2018 Apprendre à aimer

Apprendre à aimer

Ce message à juste la longueur nécessaire à filtrer les personnes pressés. A la fin de cet article où l’essentiel est le don de soi. je vous offre ma formation “compagnonnage de soi”.   Pour ceux qui l’on déjà lu, merci d’y revenir pour y remettre vos graine de sens dans ce jardin de l’espoir à jardiner ensemble.
Face à ce qui se passe en ces temps où la panique prend place au risque de l’oublie qu’il y a un maître du temps qui lui gère l’événement pour nous aider à mieux comprendre ce qui se cache derrière. ( Au moment où je reprend cette article pour l’édition de mon prochain livre, nous vivons un moment d’obscurité mondial, et nous arrivons dans quelques jours à la fête de Pourim qui est un fête de joie en rapport avec la révélation du caché…
Je vous invite également à relire mon dernier article
https://coachingexistentiel.com/mes-verites-sur-le-coronavirus/
Je me permets de reprendre cette article écrit en 2018, qui a toute sa force d’actualité pour nous aider à mettre de la sérénité à chacun de ces moments qui annonce un passage.

Chaque temps du passage, les événements nous enseignent cette leçon qui est d’apprendre à aimer, c’est-à-dire apprendre à donner. Réitérer nos vœux de bonheur et de santé physique ainsi que spirituelle. Réussite et prospérité dans tout ce qui est juste.
Échecs et apprenti-sage dans tout ce qui est bon.
Échec mais non mat, car il y a toujours un petit pion qui peut devenir reine pour changer le cours des événements.
Quant aux moins bons, depuis que je regarde le ciel, je n’ai jamais vu de nuages qui ne passent pas, j’ai même appris que c’est le vent qui les fait passer lorsqu’ils ont terminé leur ouvrage nécessaire à la vie. J’ai même appris que le soleil lui aussi continue à mener à bien sa mission, qu’il pleuve, ou qu’il vente. Et cela fait maintenant presque 72 ans que je regarde le ciel. Même durant la nuit, les étoiles brillent, et phénomène incroyable, plus la nuit est sombre, plus les étoiles sont visibles. Le problème est que dans nos nuits sombres, on cherche à éclairer notre vie avec des lampadaires de l’extériorité alors qu’il y a une lampe dans notre âme qui n’attend qu’un petit geste de notre part pour éclairer le monde.

A l’heure du bilan, si le ciel est sombre, il nous faut apprendre à redresser ce qui a été tordu, jeter le superflu, élaguer les mauvaises herbes, et planter les graines de sens apprises dans nos jardins des utopies.
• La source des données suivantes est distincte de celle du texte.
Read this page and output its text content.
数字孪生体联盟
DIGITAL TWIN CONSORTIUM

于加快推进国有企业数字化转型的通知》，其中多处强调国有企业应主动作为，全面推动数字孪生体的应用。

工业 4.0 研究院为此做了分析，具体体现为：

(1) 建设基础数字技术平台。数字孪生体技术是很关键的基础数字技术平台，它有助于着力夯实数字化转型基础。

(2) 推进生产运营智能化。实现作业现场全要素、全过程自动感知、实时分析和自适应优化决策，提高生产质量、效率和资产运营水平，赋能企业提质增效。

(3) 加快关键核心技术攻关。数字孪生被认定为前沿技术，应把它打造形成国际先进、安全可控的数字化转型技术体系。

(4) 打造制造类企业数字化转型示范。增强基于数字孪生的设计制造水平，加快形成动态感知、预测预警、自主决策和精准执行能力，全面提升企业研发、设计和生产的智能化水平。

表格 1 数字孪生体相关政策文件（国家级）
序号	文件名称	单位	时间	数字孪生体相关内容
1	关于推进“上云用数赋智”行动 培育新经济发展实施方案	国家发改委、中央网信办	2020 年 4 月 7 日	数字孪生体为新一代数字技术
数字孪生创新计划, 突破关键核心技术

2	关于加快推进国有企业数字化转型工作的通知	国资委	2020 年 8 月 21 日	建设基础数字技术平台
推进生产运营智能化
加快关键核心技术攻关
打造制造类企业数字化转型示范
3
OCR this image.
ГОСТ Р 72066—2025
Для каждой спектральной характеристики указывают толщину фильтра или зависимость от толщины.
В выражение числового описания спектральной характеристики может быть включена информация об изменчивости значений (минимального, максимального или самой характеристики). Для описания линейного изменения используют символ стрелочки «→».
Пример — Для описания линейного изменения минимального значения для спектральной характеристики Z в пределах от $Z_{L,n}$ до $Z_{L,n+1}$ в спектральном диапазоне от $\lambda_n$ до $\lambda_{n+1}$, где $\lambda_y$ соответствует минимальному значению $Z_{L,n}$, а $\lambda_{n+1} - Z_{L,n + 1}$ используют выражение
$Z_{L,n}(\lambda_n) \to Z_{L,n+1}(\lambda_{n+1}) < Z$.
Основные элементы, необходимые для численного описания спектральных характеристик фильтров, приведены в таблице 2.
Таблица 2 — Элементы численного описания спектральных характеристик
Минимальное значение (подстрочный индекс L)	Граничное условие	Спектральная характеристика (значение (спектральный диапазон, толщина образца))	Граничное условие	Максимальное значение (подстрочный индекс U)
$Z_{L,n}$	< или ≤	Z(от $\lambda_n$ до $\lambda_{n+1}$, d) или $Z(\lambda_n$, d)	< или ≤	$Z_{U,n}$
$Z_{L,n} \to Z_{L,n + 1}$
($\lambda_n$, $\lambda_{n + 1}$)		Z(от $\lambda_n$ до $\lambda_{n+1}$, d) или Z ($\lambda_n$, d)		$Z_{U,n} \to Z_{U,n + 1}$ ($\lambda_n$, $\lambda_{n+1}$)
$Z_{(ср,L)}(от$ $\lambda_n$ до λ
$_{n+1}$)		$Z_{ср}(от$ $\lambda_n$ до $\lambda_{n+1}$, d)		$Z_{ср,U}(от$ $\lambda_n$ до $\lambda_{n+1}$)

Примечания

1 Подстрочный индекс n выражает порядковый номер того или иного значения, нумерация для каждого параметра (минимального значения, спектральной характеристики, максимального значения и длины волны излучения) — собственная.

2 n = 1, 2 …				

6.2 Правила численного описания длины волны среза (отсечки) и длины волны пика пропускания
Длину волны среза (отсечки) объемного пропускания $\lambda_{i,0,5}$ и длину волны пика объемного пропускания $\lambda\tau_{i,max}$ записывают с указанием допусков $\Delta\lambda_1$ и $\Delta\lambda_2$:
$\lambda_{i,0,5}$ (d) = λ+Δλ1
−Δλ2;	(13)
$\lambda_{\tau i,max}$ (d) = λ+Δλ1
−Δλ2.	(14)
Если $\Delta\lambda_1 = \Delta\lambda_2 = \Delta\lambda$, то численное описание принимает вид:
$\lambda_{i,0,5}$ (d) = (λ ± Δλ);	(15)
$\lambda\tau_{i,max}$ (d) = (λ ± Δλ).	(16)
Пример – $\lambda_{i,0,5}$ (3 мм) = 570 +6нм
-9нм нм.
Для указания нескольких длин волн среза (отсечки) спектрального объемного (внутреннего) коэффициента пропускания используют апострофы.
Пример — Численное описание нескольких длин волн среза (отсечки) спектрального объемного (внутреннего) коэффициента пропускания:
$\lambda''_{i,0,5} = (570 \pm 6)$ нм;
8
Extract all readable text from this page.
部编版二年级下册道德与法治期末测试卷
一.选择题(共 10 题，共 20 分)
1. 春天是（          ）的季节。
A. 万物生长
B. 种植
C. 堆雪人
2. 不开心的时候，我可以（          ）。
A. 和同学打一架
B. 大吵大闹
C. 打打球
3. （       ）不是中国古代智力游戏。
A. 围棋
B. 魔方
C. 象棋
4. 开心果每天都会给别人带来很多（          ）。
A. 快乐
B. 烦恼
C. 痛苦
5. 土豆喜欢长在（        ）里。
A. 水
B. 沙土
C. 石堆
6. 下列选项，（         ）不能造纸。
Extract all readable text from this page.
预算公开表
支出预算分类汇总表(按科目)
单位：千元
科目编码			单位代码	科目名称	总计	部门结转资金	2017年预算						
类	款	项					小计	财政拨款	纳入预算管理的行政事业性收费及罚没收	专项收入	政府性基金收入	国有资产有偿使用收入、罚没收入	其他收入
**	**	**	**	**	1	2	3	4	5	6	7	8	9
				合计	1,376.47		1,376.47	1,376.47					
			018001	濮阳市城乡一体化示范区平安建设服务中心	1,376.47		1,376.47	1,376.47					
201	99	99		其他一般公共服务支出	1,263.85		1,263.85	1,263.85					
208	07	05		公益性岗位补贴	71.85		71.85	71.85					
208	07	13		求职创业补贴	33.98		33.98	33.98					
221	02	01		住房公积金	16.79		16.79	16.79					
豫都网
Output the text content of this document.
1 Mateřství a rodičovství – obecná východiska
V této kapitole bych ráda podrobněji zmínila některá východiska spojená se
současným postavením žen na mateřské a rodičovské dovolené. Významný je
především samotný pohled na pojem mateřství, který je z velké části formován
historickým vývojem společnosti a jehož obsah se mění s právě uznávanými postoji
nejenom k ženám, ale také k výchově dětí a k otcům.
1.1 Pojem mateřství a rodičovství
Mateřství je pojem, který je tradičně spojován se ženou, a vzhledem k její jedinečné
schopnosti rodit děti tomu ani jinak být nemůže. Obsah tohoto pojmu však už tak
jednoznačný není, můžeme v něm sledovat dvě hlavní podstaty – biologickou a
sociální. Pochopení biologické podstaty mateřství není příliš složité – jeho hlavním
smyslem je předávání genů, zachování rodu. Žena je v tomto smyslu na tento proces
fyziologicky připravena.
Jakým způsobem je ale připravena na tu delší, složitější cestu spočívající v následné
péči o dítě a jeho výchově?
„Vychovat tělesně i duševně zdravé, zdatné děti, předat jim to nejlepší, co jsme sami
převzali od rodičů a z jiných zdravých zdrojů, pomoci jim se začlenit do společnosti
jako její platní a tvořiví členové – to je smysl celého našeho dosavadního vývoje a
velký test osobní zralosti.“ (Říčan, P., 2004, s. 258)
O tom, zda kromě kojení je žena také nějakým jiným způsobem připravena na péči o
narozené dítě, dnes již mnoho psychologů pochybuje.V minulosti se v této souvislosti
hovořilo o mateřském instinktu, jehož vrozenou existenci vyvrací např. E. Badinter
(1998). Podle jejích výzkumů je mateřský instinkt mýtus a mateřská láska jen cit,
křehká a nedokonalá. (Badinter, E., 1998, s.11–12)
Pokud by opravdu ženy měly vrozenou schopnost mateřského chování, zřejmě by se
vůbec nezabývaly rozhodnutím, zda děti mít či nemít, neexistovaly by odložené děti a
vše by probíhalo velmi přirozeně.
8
Si le ciel est bleu, on y voit plus clair, trop clair parfois au risque de voir l’oublie du sens caché derrière les apparences.  Aussi soyons vigilant pour éviter que la poésie soit prisonnière de l’éphémère.

Dans le bleu de mon âme, j’ai remarqué que mes utopies ont été plus facilement réalisé que mes projets basiques. Ce n’est pas toujours là où on les attend, mais un jour ou l’autre par le fait de je ne sais quel hasard, la synchronicité joue son rôle lorsqu’on se retire un peu pour laisser place à la Présence caché.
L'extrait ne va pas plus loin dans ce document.